I can spend over an hour just chatting with residents as well as can spend several hours buried in a chart taking notes, learning meds or studying lab values.
I do not mind doing "CNA" tasks or doing basic caregiving. I do mind having lots and lots of down time.
I've been working in a different area where there is a greater need for caregiving and I am able to stay pretty busy there because the residents need a lot of hands on care and the staff utilizes us.
I've had the opportunity to go to different clinicals with different teachers and it was set up very differently. I just wondered I'd there was a more ideal set up or something different I can do.
Thanks for the replies!
- 0Feb 2, '13 by ixchelWow! I'm so sorry your experience is so limited. Last semester we focused a lot on the basic skills that the CNAs would do. This semester we will be focusing more on focused health assessments and the more medical side of things. We've been passing meds since day one and we'll be doing IVs this semester. We get to ask the nurses, doctors, PAs, NPs and basically anyone in existence questions. We're encouraged to use others as resources as they are the best resources we have. The more we know, the better we'll be. I believe the more you are encouraged to learn and grow and do, the more confident you will be when you don't have an instructor as a safety net. Honestly, I think it might be a good idea to question these limitations you have been given, and be prepared to explain why you think things need to change. If you have the ability, and if things don't change, consider a different program. I know you want to get out and be licensed ASAP, but if you aren't getting what you need to be a good nurse, then this program is hurting you-- not helping.
- 0Feb 2, '13 by Jill2ShayMy clinicals start in 2 weeks, but that's how they say it will go. We pick a patient, gather all their info, write a detailed care plan (this takes about 6-8 hours) and then for the day we're there (0530-1430) we care for that person. Assessments, vitals, toileting, oral care, dressing, bathing, etc. If there's nothing to be done for that patient we're to assist the staff in anyway we can. If an opportunity arises to observe something relatively uncommon, like a complete bed bath, our instructor will call some of us in there to watch and/or help.
If I felt unwelcome in my clinical site I would bring it to the attention of my instructor. I would be pretty livid.

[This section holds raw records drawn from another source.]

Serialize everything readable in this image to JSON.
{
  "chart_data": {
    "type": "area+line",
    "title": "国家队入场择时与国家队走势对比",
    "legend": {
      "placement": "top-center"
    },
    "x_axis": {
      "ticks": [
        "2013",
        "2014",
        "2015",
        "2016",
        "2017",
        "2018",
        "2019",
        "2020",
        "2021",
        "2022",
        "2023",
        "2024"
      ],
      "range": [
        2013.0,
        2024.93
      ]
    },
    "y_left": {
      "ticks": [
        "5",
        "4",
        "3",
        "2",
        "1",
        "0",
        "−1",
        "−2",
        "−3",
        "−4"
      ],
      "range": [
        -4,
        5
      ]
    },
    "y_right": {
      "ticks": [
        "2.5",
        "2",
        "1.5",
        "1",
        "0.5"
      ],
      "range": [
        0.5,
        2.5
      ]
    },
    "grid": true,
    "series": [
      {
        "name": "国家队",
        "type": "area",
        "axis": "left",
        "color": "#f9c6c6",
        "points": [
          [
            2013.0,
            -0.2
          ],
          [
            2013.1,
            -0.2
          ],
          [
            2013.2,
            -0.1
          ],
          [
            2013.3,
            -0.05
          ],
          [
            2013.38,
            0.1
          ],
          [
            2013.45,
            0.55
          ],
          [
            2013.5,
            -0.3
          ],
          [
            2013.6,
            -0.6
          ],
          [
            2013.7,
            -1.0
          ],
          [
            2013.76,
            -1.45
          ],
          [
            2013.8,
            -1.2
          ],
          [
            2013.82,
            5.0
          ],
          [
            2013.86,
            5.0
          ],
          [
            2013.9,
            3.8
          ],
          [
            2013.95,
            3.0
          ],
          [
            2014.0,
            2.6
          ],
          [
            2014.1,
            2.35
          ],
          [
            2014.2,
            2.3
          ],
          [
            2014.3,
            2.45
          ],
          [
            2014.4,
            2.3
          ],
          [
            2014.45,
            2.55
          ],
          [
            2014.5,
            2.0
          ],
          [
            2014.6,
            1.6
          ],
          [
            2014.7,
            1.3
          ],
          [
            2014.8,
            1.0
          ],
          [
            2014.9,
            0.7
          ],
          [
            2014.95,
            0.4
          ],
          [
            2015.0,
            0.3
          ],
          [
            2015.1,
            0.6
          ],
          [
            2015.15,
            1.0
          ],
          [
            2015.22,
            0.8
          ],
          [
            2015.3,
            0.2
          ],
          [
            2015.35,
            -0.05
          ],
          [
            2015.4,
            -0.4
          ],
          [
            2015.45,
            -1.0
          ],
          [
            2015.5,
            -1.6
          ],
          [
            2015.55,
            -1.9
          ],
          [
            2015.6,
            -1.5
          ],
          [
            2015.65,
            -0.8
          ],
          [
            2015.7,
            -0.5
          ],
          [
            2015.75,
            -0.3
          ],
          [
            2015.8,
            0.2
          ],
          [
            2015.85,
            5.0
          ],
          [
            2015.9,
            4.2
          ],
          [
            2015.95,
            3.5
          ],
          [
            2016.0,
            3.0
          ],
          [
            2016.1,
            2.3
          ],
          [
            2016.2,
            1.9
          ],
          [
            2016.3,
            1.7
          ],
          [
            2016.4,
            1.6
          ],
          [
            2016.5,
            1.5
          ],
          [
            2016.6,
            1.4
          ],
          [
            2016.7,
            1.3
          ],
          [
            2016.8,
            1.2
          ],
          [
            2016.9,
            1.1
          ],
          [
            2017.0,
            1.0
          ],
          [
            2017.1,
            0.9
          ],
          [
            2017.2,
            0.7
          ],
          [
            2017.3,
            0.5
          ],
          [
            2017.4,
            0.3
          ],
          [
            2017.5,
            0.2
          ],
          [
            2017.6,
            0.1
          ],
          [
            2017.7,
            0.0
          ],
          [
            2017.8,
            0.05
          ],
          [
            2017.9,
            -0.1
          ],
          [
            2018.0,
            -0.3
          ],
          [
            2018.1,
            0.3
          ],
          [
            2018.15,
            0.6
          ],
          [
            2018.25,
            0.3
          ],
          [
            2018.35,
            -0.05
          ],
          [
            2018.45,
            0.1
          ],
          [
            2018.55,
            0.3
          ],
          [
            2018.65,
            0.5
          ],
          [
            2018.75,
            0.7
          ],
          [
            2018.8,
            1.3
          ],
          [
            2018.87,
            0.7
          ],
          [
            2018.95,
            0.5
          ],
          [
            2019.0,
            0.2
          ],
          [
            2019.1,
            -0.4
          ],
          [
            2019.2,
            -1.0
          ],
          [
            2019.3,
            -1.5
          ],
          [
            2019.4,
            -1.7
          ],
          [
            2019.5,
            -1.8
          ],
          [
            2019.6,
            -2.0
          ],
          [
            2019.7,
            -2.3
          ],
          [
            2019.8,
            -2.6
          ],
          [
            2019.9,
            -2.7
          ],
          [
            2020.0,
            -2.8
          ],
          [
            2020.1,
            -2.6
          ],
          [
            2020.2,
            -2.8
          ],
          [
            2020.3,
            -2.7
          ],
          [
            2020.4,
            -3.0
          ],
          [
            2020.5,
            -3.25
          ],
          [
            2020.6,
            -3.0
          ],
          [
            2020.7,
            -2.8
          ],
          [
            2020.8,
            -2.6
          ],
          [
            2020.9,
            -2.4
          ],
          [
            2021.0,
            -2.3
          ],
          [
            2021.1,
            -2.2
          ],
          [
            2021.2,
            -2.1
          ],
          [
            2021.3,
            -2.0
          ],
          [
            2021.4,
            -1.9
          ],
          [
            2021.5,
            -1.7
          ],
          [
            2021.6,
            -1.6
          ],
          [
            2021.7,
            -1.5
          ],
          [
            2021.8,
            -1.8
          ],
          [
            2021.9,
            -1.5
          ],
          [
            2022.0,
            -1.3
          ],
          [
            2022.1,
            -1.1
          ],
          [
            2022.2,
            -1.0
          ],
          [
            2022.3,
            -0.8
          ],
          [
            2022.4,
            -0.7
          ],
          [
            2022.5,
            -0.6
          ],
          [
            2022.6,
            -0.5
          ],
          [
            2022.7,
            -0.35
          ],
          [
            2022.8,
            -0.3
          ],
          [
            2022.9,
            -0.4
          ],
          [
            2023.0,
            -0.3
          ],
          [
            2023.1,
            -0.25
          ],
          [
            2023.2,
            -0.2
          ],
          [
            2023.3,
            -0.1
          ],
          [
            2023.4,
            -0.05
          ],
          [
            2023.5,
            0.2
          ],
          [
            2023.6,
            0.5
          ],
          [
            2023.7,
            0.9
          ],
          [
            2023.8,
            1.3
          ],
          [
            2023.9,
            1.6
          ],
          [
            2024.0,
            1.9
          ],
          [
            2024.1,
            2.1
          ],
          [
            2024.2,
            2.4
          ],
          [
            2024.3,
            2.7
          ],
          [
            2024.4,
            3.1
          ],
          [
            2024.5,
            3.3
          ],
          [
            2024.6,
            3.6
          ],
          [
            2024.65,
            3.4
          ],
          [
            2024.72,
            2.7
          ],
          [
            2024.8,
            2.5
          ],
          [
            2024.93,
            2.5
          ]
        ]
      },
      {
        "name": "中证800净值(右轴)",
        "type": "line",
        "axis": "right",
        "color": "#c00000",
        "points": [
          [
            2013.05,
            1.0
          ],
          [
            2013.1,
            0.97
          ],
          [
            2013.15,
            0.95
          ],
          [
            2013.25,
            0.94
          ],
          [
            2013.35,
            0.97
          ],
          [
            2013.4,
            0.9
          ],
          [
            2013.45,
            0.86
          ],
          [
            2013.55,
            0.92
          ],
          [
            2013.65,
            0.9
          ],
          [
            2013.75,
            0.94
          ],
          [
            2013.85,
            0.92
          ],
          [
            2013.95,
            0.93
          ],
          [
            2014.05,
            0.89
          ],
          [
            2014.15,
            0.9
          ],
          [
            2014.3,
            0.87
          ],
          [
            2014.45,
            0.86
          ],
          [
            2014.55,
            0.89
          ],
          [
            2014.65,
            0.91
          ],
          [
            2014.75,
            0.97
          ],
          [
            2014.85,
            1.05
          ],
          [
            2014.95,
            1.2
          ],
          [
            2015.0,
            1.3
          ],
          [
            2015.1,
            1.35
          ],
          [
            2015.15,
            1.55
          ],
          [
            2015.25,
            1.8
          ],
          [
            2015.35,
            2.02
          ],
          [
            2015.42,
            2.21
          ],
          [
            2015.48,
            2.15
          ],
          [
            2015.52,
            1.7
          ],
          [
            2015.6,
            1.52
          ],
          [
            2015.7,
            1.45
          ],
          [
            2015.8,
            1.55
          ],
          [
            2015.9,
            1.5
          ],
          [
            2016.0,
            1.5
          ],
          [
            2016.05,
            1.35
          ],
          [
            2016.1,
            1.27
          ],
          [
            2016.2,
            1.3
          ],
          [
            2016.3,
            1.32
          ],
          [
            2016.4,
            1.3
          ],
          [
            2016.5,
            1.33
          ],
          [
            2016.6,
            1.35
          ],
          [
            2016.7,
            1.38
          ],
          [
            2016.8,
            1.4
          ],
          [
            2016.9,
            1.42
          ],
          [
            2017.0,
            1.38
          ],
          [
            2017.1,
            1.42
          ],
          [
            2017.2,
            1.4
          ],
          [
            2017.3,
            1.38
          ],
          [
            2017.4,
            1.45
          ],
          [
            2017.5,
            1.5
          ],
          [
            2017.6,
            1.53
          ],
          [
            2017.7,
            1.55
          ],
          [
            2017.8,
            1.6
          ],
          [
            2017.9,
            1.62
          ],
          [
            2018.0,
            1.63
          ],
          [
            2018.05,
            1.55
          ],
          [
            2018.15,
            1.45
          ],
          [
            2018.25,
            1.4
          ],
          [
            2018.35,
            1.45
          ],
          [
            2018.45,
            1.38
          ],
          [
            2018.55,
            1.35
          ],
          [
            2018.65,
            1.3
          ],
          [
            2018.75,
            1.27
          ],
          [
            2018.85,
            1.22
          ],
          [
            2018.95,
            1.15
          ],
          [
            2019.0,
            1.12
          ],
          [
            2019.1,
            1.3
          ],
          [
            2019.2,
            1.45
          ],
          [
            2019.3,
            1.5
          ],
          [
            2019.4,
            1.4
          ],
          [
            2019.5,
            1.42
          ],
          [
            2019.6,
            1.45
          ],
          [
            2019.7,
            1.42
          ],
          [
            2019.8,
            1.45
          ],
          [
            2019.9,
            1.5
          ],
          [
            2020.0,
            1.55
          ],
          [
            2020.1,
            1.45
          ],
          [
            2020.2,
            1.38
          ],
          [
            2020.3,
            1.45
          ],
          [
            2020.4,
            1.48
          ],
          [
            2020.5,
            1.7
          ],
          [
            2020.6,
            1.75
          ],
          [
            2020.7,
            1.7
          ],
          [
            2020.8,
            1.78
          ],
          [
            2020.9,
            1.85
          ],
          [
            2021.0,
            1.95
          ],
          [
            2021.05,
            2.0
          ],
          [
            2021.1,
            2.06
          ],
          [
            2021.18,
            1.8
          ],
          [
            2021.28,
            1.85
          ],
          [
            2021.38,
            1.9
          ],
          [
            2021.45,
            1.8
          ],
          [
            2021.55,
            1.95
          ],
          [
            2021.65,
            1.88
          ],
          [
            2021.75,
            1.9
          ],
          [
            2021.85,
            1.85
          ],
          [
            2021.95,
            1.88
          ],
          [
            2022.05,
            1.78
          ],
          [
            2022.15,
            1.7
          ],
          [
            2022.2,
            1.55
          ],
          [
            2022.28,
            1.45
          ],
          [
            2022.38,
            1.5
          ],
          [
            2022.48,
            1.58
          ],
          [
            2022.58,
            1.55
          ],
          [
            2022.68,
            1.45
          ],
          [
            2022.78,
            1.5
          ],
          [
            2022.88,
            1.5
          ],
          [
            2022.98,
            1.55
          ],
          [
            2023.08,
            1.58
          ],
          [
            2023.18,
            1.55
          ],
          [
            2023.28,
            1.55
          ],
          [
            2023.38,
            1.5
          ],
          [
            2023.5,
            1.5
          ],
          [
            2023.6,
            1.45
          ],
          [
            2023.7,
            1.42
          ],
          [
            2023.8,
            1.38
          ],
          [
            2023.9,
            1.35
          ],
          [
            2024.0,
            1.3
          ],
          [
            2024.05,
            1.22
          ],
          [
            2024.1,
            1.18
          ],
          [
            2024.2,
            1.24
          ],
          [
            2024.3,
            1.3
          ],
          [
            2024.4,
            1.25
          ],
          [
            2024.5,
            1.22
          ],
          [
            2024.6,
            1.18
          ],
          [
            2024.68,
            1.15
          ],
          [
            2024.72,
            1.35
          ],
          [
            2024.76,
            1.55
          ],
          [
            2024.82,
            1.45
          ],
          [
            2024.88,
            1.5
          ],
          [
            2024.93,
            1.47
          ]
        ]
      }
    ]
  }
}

- 0Feb 2, '13 by SunshineDaisyWow! I'm sorry you don't get more experience. We start out in 1st semester in week 4 in LTC, the sub acute care doing CNA type stuff and shots. In 2nd semester we are in med surge and do more. IV's, foleys, NG tubes, trach suction, tube feedings, sterile dressing changes, wound care. Our instructor or a nurse has to be present. We also have a skills checklist we date and initial and the instructor initials. In 3rd its the same except it's peds and OB. We learn all the OB stuff and do whatever the nurses let us. 4th semester we have critical care and then preceptorship. They let us do everything in critical care and our instructor isn't there as much. She floats around and gets our info and then we rarely see her till the end of the day. She says by 4th semester we are nurses and she will treat us as such. She won't hold our hands like the do in the other semesters. We are on our own with our nurse and act accordingly. it's a great experience actually.